There are beautiful, frozen moments of time that set unsurpassable standards for our futures. Do you miss yours? As I’ve grown, I’ve observed these golden moments become fewer and farther between, as we worship our context until it ultimately overshadows anything that comes next. The Dangerous Summer reflects on nostalgia—longing for people, places and experiences from the past, in the way they existed back then.
Nearly every song on this record echoes this sentiment: such as when lead singer AJ Perdomo longs for his life at seventeen in When I Come Home, singing, “I miss the ordinary love, I miss the come ups and lucid dreams.” Or in the lead single, Fire, where Perdomo wishes “… every person that I knew was in one room right now; we’d drink until we die.” Now, with Perdomo as a young father and the band free from former guitarist Cody Payne’s toxic antics, it’s clear the Dangerous Summer has grown up along with us.

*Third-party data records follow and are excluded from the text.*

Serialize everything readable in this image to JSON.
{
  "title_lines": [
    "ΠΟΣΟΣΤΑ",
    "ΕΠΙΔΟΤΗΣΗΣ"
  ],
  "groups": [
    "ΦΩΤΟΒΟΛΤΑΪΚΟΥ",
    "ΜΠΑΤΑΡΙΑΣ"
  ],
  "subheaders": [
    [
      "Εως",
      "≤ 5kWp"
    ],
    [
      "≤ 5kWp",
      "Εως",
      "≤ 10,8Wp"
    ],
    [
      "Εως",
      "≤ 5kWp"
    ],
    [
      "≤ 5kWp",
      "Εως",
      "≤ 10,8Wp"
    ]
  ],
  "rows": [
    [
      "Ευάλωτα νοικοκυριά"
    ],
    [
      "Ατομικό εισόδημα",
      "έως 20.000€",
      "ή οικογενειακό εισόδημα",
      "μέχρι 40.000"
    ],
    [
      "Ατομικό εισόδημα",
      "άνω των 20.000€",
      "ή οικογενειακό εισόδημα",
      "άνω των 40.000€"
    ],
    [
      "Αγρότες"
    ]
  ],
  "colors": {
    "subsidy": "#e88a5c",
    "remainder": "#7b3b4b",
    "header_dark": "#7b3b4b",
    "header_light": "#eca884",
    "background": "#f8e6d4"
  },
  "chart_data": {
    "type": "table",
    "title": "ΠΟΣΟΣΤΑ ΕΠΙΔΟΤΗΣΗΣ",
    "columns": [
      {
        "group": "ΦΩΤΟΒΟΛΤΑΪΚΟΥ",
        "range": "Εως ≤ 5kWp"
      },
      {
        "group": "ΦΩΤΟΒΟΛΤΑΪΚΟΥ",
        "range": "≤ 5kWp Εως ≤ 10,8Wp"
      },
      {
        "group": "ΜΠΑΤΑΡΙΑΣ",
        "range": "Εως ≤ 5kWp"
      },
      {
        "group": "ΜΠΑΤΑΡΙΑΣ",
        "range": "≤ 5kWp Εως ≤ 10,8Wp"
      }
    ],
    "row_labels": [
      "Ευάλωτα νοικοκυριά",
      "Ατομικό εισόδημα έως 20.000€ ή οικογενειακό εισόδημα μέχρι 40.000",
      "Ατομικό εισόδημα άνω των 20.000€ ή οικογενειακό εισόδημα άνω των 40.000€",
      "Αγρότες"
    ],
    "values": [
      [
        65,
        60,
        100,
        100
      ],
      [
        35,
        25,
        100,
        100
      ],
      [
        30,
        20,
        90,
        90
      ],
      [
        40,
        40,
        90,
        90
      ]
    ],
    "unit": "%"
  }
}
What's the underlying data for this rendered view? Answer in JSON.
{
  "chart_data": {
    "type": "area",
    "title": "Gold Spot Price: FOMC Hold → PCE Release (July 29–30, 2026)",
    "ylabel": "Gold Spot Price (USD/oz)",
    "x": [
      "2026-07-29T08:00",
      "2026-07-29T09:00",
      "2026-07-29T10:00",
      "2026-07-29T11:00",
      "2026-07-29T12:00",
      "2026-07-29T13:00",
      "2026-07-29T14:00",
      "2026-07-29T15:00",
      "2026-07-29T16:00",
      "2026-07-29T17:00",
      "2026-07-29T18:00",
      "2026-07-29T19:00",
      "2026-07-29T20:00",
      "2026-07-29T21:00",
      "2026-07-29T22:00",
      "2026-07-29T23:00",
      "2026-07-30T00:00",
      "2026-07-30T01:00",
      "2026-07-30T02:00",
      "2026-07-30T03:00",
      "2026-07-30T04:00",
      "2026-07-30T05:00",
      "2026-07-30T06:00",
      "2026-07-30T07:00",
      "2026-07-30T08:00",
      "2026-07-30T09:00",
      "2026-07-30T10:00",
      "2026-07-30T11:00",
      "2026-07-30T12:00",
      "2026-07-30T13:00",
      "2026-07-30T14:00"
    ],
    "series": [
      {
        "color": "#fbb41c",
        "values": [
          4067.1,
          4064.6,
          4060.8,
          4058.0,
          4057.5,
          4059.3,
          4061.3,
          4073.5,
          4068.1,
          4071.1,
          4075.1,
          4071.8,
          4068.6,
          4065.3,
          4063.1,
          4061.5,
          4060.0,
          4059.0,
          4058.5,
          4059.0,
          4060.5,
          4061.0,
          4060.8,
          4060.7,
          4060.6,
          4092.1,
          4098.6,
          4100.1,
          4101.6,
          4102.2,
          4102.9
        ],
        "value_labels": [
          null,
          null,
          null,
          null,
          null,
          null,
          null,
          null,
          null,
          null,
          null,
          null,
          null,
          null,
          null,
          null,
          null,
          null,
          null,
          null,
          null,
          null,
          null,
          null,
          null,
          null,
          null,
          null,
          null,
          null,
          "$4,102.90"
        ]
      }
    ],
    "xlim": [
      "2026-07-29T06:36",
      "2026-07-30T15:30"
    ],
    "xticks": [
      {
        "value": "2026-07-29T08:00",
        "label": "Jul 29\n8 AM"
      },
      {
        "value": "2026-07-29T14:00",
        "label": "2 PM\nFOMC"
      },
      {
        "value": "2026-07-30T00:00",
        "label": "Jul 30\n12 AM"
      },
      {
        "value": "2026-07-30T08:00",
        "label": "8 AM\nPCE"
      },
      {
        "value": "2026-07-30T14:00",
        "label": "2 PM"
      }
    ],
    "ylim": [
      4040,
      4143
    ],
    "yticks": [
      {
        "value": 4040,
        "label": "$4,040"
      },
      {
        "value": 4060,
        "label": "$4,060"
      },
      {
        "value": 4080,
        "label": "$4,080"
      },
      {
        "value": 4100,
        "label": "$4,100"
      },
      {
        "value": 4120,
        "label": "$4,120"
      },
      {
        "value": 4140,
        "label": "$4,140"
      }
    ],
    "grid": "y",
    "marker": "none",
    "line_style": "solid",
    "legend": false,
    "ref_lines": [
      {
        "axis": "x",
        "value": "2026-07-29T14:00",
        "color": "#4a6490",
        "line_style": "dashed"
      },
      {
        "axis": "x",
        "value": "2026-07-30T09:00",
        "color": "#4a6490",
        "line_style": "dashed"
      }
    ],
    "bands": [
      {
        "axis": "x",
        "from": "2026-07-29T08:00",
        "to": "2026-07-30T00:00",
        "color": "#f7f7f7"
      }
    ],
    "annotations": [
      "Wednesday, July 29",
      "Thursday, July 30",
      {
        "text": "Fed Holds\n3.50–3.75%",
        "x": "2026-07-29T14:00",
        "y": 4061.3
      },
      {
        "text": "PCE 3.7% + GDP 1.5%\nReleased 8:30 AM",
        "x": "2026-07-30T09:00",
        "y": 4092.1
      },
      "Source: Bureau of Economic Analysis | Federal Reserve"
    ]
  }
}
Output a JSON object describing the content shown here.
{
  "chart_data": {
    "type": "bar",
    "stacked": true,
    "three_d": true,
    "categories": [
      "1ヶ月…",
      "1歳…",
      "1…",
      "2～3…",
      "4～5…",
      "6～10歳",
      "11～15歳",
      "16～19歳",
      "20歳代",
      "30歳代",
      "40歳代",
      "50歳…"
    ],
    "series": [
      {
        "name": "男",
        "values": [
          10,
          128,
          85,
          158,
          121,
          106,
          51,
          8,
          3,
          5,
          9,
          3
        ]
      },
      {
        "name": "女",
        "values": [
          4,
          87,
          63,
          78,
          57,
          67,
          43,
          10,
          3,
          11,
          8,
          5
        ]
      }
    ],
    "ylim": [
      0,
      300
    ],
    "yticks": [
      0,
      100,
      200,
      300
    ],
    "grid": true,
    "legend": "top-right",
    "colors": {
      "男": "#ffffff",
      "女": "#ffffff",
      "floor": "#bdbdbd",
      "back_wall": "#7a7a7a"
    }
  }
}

This new-found maturity is also present in Perdomo’s songwriting. While previous fans of The Dangerous Summer can still expect their signature reverb and delay trail-laden guitars, the band employs a sensible restraint that allows the songs to breathe and no musical idea to become buried in the mix. Consequently, when they unleash their ethereal leads, it’s stunning. The concluding track, Infinite, is perhaps the best example of this effect, as it builds to a climax that inspires chills. It’s a testament to the fantastic production and songwriting the band has achieved with this record.
Admittedly, this record is not The Dangerous Summer’s catchiest release, but I believe this is by design. The hooks are just substantial enough to be among the bands best when coupled with Perdomo’s gut-wrenching vocal delivery and flowing cadences. Simple earworms aren’t the goal here: it’s eliciting emotion, and in this way, the hooks are beautiful. The approach is risky, but results in rewarding payoffs evident in the beginning and ending sections of the album; however, the middle lulls in comparison. It’s not that these songs are bad—it’s that in contrast to the heights this album reaches, tracks like Luna and Wild Again don’t hold up as well.
Ironically, while Perdomo fights to preserve his connection to the past by living in the moment for as long as they will sustain him, The Dangerous Summer has the power to draw the listener into the exact state for which he yearns. Embrace it. Call it a comeback; The Dangerous Summer is here again with an early contender for album of the year. It’s worth obsessing over.